A sector of a circle with radius 21 cm has an area of 280\(cm^{2}\). (a) Calculate, correct to 1 decimal place, the perimeter of the sector. (b) If the sector is bent such that its straight edges coincide to form a cone, calculate, correct to the nearest degree, the vertical angle of the cone. [Take \(\pi = \frac{22}{7}\)].
Explanation
(a) Area of sector = \(\frac{\theta}{360} \times \pi r^{2}\) \(280 = \frac{\theta}{360} \times \frac{22}{7} \times 21 \times 21\) \(280 = \frac{1386 \theta}{360}\) \(\theta = \frac{280 \times 360}{1386}\) \(\theta = 72.72°\) Perimeter of sector = \(2r + \frac{\theta}{360} \times 2\pi r\) = \(2(21) + \frac{72.72}{360} \times 2 \times \frac{22}{7} \times 21\) = \(42 + (0.202 \times 2 \times 66)\) = \(42 + 26.667\) = \(68.667 cm\) \(\approxeq 68.7 cm\) (b) When the sector is bent to form a cone, its radius becomes the slant height of the cone.
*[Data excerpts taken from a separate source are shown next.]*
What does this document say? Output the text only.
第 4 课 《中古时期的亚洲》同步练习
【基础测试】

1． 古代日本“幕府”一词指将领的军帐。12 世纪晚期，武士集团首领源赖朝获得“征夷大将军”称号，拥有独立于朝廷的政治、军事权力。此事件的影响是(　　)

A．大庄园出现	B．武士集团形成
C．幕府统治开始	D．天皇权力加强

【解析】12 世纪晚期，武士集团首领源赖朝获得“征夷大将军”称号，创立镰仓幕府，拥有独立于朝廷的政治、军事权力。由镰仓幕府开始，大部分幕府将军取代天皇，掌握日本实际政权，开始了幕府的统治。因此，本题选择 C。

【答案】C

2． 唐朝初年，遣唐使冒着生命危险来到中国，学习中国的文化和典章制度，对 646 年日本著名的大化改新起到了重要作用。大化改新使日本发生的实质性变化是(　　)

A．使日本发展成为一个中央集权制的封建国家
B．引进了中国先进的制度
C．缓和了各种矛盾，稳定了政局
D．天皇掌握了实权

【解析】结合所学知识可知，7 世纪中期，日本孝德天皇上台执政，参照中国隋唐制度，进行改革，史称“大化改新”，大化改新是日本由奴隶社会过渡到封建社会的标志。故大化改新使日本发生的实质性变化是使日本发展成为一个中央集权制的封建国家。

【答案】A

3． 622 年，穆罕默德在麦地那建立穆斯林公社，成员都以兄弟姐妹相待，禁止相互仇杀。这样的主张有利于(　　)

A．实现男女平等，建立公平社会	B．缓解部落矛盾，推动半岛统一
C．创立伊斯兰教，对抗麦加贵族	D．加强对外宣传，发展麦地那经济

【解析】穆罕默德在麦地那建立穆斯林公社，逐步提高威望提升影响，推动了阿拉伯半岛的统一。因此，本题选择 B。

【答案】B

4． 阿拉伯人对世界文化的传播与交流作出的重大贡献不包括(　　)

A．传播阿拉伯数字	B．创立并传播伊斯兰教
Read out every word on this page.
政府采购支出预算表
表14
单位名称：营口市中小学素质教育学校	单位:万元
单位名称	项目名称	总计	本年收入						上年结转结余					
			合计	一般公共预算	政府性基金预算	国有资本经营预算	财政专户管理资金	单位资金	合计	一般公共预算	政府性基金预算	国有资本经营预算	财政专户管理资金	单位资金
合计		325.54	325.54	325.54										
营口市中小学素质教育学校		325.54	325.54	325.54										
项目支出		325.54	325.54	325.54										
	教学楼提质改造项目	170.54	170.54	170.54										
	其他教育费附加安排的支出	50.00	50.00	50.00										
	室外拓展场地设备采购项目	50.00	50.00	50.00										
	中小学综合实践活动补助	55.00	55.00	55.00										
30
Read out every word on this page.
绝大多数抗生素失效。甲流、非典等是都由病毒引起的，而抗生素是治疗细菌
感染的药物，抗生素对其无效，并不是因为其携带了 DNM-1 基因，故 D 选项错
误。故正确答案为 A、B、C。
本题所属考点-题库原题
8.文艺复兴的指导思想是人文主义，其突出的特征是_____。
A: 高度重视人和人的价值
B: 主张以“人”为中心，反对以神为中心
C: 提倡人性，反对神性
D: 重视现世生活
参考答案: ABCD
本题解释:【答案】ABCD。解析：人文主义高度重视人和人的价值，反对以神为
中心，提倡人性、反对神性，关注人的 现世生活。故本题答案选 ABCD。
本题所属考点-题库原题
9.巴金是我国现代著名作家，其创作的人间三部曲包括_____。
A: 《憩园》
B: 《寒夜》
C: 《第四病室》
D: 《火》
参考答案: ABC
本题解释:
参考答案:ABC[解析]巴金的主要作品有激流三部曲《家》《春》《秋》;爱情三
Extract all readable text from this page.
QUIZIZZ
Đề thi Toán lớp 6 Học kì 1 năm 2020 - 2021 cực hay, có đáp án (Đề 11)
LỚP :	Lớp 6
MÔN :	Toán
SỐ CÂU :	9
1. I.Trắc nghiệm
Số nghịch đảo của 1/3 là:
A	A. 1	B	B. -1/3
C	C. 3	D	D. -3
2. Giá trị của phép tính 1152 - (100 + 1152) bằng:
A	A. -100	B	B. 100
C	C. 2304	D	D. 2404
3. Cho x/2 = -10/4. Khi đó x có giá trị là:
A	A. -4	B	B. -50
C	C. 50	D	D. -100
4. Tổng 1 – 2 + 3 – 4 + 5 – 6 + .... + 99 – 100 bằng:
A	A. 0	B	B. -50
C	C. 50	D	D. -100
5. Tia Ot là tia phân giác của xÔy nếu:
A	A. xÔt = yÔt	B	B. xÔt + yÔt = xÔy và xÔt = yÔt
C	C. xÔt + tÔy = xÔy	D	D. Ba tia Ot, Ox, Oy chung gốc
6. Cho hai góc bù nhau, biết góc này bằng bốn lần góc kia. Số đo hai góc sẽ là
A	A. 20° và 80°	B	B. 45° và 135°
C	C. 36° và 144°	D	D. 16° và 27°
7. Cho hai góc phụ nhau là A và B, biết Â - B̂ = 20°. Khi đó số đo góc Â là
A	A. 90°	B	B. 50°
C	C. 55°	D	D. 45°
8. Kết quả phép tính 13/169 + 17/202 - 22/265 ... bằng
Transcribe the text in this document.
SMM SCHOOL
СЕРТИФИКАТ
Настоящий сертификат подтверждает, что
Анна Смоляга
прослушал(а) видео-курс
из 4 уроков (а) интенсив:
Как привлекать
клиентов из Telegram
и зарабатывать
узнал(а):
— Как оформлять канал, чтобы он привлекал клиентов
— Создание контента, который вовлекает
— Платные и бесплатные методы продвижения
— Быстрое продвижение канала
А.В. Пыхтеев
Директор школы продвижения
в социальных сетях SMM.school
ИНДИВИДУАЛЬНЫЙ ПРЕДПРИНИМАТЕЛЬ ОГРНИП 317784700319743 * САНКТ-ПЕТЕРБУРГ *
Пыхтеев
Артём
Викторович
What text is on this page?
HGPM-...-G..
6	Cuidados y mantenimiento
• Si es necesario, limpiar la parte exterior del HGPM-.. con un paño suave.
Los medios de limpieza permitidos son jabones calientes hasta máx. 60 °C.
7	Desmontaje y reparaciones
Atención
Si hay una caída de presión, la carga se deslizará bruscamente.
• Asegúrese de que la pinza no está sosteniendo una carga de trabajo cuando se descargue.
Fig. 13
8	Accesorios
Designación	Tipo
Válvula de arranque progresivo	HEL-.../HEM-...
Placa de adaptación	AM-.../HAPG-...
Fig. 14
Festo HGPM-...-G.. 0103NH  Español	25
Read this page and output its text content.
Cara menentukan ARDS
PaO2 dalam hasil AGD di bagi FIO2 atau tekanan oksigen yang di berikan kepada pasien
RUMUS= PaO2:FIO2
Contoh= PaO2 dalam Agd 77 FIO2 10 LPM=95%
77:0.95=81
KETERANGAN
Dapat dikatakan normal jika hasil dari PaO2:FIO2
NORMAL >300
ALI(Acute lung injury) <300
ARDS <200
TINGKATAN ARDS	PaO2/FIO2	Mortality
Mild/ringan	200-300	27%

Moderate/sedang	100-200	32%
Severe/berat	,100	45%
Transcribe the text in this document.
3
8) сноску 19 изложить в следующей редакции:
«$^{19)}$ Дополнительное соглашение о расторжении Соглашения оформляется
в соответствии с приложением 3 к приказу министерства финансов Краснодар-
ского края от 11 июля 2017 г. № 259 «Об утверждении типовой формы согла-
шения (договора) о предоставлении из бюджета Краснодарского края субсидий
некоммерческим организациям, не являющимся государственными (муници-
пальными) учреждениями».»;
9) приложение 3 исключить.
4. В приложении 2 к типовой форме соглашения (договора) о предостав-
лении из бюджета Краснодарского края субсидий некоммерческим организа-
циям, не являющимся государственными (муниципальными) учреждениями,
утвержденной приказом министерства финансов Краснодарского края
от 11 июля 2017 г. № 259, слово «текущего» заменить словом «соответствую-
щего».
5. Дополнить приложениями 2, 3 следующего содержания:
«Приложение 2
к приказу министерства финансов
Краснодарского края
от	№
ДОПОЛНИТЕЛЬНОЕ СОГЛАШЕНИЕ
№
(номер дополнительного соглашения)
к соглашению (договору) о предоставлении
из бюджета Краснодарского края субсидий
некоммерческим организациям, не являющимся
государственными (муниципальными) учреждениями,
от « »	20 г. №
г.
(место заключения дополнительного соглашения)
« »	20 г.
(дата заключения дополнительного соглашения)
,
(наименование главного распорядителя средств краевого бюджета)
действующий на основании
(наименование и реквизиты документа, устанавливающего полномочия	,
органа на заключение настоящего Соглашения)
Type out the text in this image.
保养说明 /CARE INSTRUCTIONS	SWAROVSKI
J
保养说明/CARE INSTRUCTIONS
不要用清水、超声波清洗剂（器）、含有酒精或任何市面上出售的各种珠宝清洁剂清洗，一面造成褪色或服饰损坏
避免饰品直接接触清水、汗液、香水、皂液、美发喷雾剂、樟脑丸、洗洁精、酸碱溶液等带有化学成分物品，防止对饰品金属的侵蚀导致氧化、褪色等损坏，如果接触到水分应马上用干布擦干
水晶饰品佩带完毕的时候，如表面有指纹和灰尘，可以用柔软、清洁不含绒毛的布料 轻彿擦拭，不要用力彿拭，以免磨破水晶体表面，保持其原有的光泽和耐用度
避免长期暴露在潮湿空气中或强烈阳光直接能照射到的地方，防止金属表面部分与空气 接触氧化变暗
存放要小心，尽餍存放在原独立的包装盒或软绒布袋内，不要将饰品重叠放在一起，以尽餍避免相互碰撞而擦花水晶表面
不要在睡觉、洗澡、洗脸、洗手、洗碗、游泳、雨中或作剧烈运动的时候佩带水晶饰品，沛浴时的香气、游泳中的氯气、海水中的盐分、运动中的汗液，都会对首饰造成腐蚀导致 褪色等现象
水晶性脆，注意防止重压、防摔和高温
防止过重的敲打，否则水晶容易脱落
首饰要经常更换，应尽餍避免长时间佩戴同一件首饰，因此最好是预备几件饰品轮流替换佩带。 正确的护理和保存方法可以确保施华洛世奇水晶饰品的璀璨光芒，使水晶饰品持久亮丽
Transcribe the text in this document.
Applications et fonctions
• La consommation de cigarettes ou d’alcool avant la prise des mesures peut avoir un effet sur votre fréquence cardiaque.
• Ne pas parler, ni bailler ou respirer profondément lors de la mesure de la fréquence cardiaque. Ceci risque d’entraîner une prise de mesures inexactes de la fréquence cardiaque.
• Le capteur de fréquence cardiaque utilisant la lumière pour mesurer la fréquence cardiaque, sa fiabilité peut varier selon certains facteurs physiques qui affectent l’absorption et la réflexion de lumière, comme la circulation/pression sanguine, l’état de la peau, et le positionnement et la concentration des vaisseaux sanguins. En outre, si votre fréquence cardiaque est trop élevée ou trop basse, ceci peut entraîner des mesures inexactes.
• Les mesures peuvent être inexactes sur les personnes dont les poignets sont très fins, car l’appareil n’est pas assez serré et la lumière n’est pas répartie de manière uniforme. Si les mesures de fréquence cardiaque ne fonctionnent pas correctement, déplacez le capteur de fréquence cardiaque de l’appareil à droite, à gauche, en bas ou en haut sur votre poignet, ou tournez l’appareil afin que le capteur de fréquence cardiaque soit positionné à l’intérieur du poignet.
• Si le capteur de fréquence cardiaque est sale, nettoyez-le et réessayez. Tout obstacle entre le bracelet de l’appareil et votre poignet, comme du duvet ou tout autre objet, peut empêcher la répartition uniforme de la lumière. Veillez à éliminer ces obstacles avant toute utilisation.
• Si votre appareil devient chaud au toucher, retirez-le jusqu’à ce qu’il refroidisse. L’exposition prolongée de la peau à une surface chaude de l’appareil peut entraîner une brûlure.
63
The radius of the base of the cone is obtained from the relation \(r = \frac{R \theta}{360}\), where r = radius of the base of the cone, R = radius of the sector, θ = angle of the sector. Therefore, r = \(\frac{21 \times 800}{11 \times 360}\) = \(\frac{140}{33}\) If y is the vertical angle of the cone, then \(sin \frac{y}{2} = \frac{r}{l}\) = \(\frac{140}{33 \times 21}\) = 0.2020 Hence, required angle = y = 2 x sin\(^{-1}\) (0.2020) = 23\(^o\).